Sarojini looked away. She was not quite sure how she felt about Karuna, despite his many kindnesses. After Kalpana had left, Karuna provided her not only with money to cover her rent but enough of an allowance for her to regularly send money back to her family in Gokak. Which she did, with a stern missive informing her family that her continued financial support was contingent on them sending her nieces and nephews to school.
‘Come now,’ Karuna said, interrupting her thoughts. ‘You are tired. Let’s go to bed.’
They did not sleep immediately, but lay in bed talking by the glow of a single dim light globe. Sarojini found Karuna’s life in Sri Lanka fascinating and was always asking questions about it.
‘So you are still living in Panadura? Despite the fact that the Sinhalese burnt the factory down? Don’t you hate them?’
‘I am Sinhalese. The actions of a few idiots don’t represent the many.’
‘But why did they burn the factory?’
‘Anger, I suppose.
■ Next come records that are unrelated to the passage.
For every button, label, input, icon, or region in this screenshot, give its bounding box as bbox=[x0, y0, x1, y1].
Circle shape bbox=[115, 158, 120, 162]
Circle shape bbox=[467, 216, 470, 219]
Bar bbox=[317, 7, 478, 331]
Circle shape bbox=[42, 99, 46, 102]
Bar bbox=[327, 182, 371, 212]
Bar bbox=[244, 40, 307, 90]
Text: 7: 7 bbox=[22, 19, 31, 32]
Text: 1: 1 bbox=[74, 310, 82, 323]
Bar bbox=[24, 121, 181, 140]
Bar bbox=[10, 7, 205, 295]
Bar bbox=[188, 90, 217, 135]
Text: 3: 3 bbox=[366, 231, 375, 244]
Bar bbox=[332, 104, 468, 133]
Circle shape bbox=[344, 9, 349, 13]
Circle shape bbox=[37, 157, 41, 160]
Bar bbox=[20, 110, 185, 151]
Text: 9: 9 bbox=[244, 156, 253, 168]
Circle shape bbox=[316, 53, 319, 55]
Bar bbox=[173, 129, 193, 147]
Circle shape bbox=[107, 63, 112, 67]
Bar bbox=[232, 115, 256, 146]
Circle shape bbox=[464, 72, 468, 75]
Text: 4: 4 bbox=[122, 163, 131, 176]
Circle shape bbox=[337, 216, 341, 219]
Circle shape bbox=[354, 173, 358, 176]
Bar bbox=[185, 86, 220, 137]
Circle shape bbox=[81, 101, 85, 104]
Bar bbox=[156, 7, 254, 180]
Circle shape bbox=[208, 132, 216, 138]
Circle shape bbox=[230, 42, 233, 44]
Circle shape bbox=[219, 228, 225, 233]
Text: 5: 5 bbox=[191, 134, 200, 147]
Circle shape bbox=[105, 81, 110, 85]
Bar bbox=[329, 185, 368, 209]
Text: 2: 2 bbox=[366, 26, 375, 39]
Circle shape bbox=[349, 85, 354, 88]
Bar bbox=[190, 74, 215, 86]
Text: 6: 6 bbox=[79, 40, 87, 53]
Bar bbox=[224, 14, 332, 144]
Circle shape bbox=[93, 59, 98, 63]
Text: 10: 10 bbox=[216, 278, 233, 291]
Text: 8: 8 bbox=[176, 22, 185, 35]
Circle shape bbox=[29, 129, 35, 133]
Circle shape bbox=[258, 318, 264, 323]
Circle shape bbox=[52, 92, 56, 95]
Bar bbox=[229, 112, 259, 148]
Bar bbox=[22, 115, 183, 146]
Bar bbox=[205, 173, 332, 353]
Raju had run foul of some thugs nearby and they took their revenge. The old chettie died six months before the troubles in eighty-three and Gauri fled to England.’
‘Did they ever find the men who burnt Raju?’
Sindhu looked at Sarojini and gave a sad, cynical smile. ‘No. Justice is very selective in Sri Lanka. As it is here, in India. You need to be the right person at the right place and time. The thug who did it, Manoj Mendis, has become respectable now. He worked for a politician as a standover man for a while and then he took over a Tamil floor wax business after the riots. The owners ran for their lives and Manoj walked in and took over.’
‘But Raju is happily married now to Shanthi in Kanchipuram,’ Sarojini sighed. It all seemed like a fairytale to her – a tragic story, but with a beautiful and satisfying ending.